Değerli arkadaşlar, biraz önce yine konuşma yapmıştım ama şimdi farklı bir konuşma yapacağım. Biraz önceki o "14 Maddede Faşizm" Doktor Lawrence Britt'e ait, onu bilmenizi istiyorum. Bu benim ürettiğim bir şey değil.

COŞKUN ÇAKIR (Tokat) - Teşekkür ederim Mehmet Bey.

MEHMET TÜM (Devamla) - Değerli arkadaşlar, ülkemiz çok inançlı, çok kültürlü bir ülke. Yüzyıllar boyu bu ülkede birlikte yaşıyoruz; cumhuriyeti birlikte kurduk ama barış içinde, huzur içinde bu ülkede birlikte yaşayabiliriz. Önce bu çoğulculuğu kabul etmek zorundayız. Bu ülkede Kürt sorunu, Alevilerin sorunları, azınlıkların sorununu oturup kardeşçe çözebiliriz. O nedenle, bu kadar kavgaya, bu kadar kana ihtiyaç yok değerli arkadaşlar.

Bakın, ben Alevi bir aileden geliyorum. Bu ülkede yaklaşık 10-15 milyon Alevi var, bu ülkenin kurulmasında başta cumhuriyetin yanında, Mustafa Kemal Atatürk'ün yanında yer almışlardır ama ne yazık ki bu ülkede Aleviler yok sayılmaktadır. Aleviler bu devlete vergi veriyorlar, Aleviler bu ülkenin yurttaşları, askerlik yapıyorlar. On dört yıldan beri siz iktidardasınız, defalarca Alevi çalıştayı yaptınız, gündeme getirdiniz, Alevilerin şu andaki cemevine yasal statü vermediniz. Bu bir haksızlık, bu çağda demokratik bir ülkeye yakışmayan bir tavırdır. Diyanet İşleri Başkanlığının bütçesi 7-8 bakanlıktan daha fazladır. Burada Alevilere 1 kuruş verilmiyor. Diyanet İşlerinde çalışan 150 bin personelden 1 odacı bile Alevi değil. Bu bir haksızlık değil mi değerli arkadaşlar?

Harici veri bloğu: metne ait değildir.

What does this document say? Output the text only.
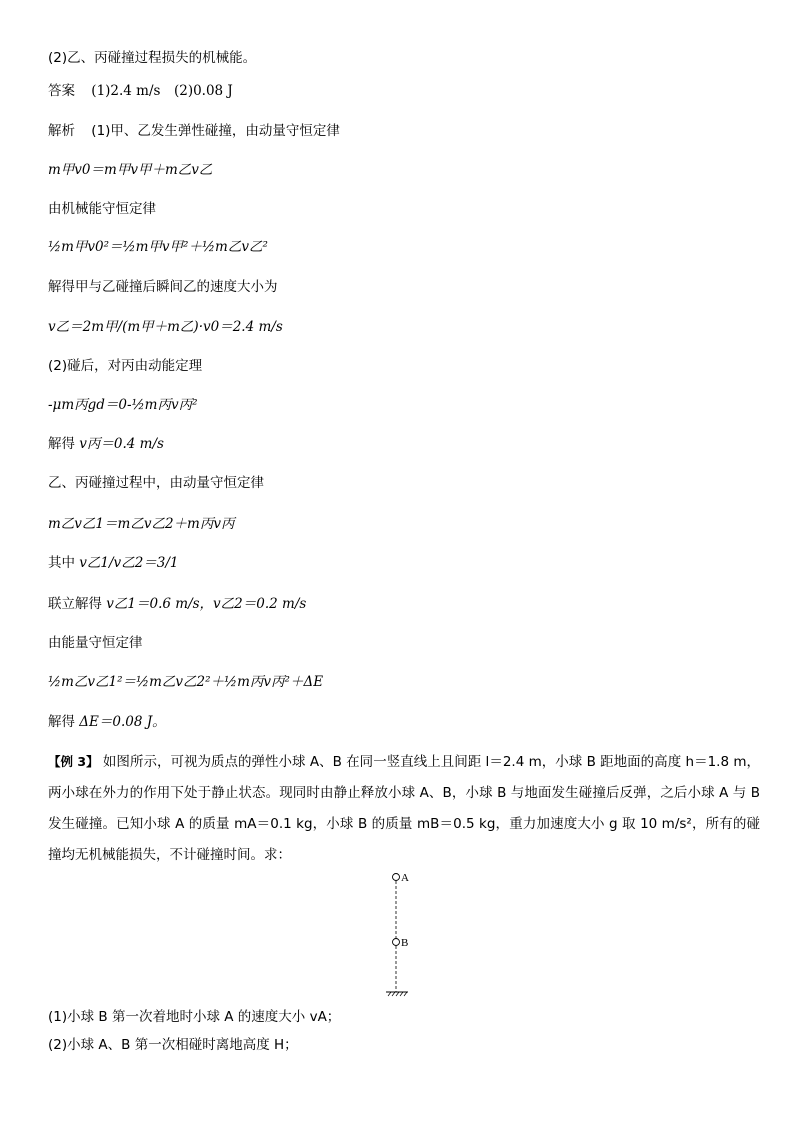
(2)乙、丙碰撞过程损失的机械能。
答案 (1)2.4 m/s　(2)0.08 J
解析 (1)甲、乙发生弹性碰撞，由动量守恒定律
m甲v0＝m甲v甲＋m乙v乙
由机械能守恒定律
½m甲v0²＝½m甲v甲²＋½m乙v乙²
解得甲与乙碰撞后瞬间乙的速度大小为
v乙＝2m甲/(m甲＋m乙)·v0＝2.4 m/s
(2)碰后，对丙由动能定理
-μm丙gd＝0-½m丙v丙²
解得 v丙＝0.4 m/s
乙、丙碰撞过程中，由动量守恒定律
m乙v乙1＝m乙v乙2＋m丙v丙
其中 v乙1/v乙2＝3/1
联立解得 v乙1＝0.6 m/s，v乙2＝0.2 m/s
由能量守恒定律
½m乙v乙1²＝½m乙v乙2²＋½m丙v丙²＋ΔE
解得 ΔE＝0.08 J。
【例 3】 如图所示，可视为质点的弹性小球 A、B 在同一竖直线上且间距 l＝2.4 m，小球 B 距地面的高度 h＝1.8 m，两小球在外力的作用下处于静止状态。现同时由静止释放小球 A、B，小球 B 与地面发生碰撞后反弹，之后小球 A 与 B 发生碰撞。已知小球 A 的质量 mA＝0.1 kg，小球 B 的质量 mB＝0.5 kg，重力加速度大小 g 取 10 m/s²，所有的碰撞均无机械能损失，不计碰撞时间。求：
A
B
(1)小球 B 第一次着地时小球 A 的速度大小 vA；
(2)小球 A、B 第一次相碰时离地高度 H；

Her şeyden önce, eğer Müslüman'sak, inançlı insanlarsak bu toplumdaki adaletsizliği gidermek gerekiyor. Alevilerin sorunlarını, bu ülkede ezilenlerin sorunlarını dile getirmek için Alevi olmaya gerek yok değerli arkadaşlar, demokrat olacağız. Eğer bu ülkede birlikte yaşamayı savunuyorsak farklılıkları kabul edip demokratik bir şekilde eşit vatandaşlık temelinde birlikte bu sorunları çözmek zorundayız ama ne yazık ki AKP iktidarı hem içeride hem dışarıda mezhepçilik yapmaktadır.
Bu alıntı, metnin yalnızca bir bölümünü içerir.